Secondo una leggenda in prossimità della torre angolare di sudovest si dipanava un tempo una galleria che conduceva in riva al torrente Cervo.
La mia visita al Ricetto di Candelo
Ho visitato il Ricetto di Candelo insieme al Pirata e ai miei genitori durante una tranquilla ma divertente escursione in giornata famigliare. Giunti a Candelo abbiamo lasciato l’automobile presso il parcheggio gratuito – area sosta camper di Via Mulini, a soli cinque minuti a piedi dall’ingresso al Ricetto.
Questo luogo è davvero incredibile: al contrario di alcuni borghi ricostruiti, qui si respira un’area antica, medioevale, storica. Già dal primo momento non si può non notare la bellezza, così immutata nel tempo, così particolare e suggestiva.
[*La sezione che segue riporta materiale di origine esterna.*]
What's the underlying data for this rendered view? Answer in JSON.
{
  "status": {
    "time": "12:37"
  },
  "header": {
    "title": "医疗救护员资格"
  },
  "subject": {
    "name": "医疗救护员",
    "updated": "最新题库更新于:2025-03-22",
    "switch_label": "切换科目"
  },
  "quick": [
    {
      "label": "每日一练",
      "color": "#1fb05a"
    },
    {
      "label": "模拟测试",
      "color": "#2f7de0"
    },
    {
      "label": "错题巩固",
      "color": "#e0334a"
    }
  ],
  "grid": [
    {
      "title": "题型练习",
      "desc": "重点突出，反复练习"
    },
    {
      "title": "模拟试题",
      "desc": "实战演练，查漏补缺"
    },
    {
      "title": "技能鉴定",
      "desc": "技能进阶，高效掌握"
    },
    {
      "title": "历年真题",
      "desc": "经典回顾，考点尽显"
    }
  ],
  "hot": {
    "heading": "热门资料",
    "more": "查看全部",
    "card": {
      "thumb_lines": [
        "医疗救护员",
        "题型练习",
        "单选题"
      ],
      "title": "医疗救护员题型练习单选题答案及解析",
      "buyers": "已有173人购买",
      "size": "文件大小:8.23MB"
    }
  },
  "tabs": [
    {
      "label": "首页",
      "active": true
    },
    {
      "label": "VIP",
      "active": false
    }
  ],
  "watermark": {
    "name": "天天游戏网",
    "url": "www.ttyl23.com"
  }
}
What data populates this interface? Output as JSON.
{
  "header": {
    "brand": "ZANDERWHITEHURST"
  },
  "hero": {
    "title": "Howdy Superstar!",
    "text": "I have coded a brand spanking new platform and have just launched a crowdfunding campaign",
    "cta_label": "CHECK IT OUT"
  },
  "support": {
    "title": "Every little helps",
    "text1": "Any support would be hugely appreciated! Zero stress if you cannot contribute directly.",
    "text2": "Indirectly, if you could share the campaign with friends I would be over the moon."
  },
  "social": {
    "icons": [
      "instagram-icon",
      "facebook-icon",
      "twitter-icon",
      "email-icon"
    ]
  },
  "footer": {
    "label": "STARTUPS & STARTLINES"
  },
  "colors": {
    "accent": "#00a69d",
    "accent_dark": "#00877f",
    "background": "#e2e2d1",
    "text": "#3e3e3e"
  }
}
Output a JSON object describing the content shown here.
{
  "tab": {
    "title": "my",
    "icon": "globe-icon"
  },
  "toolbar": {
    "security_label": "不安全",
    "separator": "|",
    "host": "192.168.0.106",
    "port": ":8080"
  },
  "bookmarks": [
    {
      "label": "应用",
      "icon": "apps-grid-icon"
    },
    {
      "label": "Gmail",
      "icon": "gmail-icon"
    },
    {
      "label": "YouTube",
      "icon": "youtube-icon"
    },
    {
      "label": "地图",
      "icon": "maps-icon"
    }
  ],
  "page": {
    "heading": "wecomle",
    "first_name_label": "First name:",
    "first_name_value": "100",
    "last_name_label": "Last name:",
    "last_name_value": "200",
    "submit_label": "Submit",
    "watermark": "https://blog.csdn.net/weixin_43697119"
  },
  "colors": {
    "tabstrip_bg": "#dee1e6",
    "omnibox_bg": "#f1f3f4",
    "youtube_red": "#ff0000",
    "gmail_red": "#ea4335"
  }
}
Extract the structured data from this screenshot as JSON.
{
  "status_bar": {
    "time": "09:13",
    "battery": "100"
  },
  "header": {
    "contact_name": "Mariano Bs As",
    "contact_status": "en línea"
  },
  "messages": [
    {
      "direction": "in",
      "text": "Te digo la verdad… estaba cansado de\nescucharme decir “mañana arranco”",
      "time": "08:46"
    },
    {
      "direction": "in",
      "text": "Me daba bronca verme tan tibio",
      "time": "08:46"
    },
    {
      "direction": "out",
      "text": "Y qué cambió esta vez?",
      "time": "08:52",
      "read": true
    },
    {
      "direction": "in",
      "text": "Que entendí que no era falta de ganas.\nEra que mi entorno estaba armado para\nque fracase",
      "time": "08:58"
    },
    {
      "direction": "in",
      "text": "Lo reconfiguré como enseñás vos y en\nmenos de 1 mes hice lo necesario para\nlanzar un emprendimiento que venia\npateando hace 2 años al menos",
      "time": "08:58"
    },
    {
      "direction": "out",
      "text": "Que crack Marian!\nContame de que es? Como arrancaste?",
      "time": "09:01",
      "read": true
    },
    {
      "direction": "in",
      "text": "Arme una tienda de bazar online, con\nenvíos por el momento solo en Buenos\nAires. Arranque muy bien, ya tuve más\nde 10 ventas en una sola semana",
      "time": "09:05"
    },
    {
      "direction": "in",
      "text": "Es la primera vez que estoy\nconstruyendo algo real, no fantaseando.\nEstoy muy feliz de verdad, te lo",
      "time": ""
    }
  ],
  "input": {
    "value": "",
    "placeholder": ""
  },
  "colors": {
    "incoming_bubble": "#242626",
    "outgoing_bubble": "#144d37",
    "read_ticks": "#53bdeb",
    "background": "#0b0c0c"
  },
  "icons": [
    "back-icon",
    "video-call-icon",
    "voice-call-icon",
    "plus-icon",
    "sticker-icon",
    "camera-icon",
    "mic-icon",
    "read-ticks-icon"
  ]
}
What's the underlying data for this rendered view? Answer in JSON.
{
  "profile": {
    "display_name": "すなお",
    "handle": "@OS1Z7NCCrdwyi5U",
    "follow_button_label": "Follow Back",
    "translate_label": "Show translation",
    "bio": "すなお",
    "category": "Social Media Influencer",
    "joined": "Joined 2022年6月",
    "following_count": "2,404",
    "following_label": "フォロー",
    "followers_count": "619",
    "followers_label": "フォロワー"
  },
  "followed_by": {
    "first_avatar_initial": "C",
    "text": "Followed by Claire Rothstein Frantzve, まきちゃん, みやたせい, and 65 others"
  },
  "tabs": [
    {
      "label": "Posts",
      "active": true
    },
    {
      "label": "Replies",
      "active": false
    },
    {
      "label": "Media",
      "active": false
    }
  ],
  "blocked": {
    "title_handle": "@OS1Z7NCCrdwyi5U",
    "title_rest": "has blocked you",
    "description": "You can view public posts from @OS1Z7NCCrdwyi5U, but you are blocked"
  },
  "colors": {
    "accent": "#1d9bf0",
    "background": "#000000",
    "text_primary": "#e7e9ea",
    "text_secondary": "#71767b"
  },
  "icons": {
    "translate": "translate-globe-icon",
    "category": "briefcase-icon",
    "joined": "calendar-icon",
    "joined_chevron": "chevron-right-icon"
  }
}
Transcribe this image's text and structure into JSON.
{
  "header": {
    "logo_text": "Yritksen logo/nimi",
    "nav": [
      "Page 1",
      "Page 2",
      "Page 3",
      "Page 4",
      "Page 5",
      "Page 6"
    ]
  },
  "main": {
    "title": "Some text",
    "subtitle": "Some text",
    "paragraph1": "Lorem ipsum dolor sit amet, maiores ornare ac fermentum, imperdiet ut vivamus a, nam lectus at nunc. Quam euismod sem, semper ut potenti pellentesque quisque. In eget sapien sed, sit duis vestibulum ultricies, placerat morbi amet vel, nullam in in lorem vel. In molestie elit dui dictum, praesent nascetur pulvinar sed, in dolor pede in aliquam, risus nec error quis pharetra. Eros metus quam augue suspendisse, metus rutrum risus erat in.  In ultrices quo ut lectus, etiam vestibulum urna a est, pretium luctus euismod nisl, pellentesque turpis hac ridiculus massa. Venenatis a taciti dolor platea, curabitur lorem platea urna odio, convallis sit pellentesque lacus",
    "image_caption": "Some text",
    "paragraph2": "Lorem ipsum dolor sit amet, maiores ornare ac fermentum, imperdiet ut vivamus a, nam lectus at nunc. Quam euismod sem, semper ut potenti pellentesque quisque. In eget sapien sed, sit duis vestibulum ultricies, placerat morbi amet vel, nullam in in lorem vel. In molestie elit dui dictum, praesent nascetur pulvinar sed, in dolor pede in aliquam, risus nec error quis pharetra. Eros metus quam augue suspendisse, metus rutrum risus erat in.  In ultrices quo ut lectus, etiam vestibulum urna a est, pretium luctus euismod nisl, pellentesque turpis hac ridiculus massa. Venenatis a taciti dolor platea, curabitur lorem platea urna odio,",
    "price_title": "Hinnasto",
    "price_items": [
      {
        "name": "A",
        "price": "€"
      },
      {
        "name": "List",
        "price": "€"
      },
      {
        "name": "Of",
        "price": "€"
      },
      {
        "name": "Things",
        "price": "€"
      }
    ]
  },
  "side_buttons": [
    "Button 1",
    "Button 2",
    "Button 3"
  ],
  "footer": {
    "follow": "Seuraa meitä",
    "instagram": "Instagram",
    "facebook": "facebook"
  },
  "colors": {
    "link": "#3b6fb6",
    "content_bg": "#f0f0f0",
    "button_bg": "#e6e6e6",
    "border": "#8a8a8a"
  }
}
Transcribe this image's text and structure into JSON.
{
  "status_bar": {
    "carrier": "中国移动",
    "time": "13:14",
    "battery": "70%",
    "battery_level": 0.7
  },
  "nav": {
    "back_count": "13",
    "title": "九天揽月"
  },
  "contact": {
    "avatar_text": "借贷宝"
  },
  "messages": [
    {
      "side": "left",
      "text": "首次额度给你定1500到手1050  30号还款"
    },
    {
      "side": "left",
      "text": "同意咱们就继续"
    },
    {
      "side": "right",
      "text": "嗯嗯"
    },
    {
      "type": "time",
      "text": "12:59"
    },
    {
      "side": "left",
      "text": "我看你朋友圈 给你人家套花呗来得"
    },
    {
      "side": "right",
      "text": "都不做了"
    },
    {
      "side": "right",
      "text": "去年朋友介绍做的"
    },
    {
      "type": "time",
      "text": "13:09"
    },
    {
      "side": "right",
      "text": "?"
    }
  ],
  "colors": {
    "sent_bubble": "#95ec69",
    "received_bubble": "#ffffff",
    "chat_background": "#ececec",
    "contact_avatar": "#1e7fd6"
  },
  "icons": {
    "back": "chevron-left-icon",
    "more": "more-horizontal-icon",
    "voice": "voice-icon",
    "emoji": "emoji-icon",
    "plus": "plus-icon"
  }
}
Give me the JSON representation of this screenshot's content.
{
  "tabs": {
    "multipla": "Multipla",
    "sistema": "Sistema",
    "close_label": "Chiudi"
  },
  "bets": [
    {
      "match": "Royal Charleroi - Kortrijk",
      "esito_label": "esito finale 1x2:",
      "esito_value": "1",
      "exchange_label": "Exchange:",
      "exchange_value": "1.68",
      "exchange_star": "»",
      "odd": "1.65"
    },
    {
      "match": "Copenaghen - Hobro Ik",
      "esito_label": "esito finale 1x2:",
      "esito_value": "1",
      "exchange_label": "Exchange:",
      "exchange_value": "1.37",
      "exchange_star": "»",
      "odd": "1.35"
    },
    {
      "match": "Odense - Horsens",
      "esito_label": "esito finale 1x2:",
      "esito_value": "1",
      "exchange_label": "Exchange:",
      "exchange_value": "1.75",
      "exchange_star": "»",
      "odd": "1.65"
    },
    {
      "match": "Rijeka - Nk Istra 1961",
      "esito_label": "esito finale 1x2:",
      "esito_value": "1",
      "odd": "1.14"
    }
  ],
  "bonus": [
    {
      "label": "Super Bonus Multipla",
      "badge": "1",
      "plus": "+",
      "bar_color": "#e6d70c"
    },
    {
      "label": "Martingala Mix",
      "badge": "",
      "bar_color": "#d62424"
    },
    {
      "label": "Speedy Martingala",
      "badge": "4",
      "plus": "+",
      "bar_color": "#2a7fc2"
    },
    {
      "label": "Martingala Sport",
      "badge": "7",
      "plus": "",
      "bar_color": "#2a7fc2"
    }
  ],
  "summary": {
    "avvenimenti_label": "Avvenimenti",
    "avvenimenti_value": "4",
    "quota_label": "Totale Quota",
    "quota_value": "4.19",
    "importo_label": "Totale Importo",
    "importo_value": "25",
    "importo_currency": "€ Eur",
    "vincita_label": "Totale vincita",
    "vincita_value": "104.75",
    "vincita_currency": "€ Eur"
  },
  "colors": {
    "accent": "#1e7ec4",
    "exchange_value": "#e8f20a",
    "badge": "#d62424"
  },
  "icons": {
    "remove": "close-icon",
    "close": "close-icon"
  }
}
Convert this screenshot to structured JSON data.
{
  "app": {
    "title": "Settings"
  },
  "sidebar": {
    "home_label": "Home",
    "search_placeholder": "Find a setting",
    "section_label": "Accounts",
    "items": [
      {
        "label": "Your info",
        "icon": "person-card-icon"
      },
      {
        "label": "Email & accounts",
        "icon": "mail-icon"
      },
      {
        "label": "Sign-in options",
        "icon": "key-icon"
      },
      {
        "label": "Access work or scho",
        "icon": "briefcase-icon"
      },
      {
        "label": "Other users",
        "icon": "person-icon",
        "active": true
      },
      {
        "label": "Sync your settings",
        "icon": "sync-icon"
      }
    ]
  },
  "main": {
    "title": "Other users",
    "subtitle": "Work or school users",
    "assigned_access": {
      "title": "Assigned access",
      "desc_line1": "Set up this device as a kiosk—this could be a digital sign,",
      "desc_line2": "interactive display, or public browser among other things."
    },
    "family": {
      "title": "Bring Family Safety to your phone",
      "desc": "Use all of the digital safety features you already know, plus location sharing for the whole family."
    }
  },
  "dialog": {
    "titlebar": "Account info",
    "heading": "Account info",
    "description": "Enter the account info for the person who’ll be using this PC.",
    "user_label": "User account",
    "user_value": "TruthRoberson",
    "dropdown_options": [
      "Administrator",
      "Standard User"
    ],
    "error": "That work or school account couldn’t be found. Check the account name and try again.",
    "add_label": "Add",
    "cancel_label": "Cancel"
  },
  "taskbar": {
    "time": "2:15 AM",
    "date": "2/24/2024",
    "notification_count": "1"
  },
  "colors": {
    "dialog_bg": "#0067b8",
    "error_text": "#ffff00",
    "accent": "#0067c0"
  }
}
Non appena entrati al Ricetto ho subito dato un’occhiata alle botteghe storiche che propongono oggetti di artigianato locale, ceramiche, ninnoli di vario tipo: proprio quello che fa per me! Non potevo non acquistare una calamita dipinta a mano e un paio di orecchini realizzati in carta da origami presso la bottega di Ilaria Golzio – Creazioni d’Arte e una splendida ceramica dipinta a mano ritraente il Ricetto realizzata da Elena Gola CreamicAmica: come sapete amo sostenere l’artigianato locale e ogni volta che visito un luogo cerco sempre di acquistare qualche ricordo fatto a mano!
Fatti i dovuti acquisti mi sono concentrata per scattare delle belle fotografie: purtroppo la luce non era per niente buona e spesso il cielo risultava livido, pessimo per le fotografie. Ho fatto quel che ho potuto continuando a guardare con gli occhi all’insù la bellezza del Ricetto. In questa occasione la nostra meta è stata adornata di splendide fotografie facenti parte della mostra fotografica “In Prospettiva” realizzate da 40 artisti. Questo contrasto tra le mura in pietra e le foto esposte mi ha molto colpito: numerosi sono gli scatti davvero convincenti e ben realizzati e questa mostra ha sicuramente dato lustro al Ricetto, valorizzandolo ulteriormente.
Una nota negativa però la devo constatare: le botteghe e i negozi aperti risultavano essere davvero pochi per un luogo così famoso come il Ricetto. É vero che il lockdown era da poco finito e forse molti negozi aspettavano il momento della riapertura definitiva però lo spostamento tra regioni era già consentito da parecchi giorni e sicuramente si poteva sfruttare un’apertura strategica almeno nel weekend. Inoltre, l’ufficio del Turismo, gestito dal Comune, era purtroppo chiuso e in una giornata con così tanti turisti è stato davvero un peccato.
Dopo aver visitato il Ricetto e scattato le fotografie ci siamo diretti verso il ristorante dove avevamo prenotato per pranzo: “Marchesa la Pizzeria”. Nonostante qualche inghippo nell’assegnazione del nostro tavolo (avevamo prenotato ma non sembrava esserci posto se non al sole) abbiamo gustato piatti di qualità e ben eseguiti: era davvero da troppo tempo che non mangiavo un’orecchia di elefante come si deve e qui mi sono assolutamente leccata i baffi! Un pranzo semplice, sfizioso ma che ci ha dato l’energia per proseguire nella scoperta di Biella e dintorni.
Spero di tornare presto al Ricetto di Candelo per scoprire ancora una volta le sue bellezze e spero di vedere questo luogo sempre più valorizzato: a livello storico è davvero unico al mondo!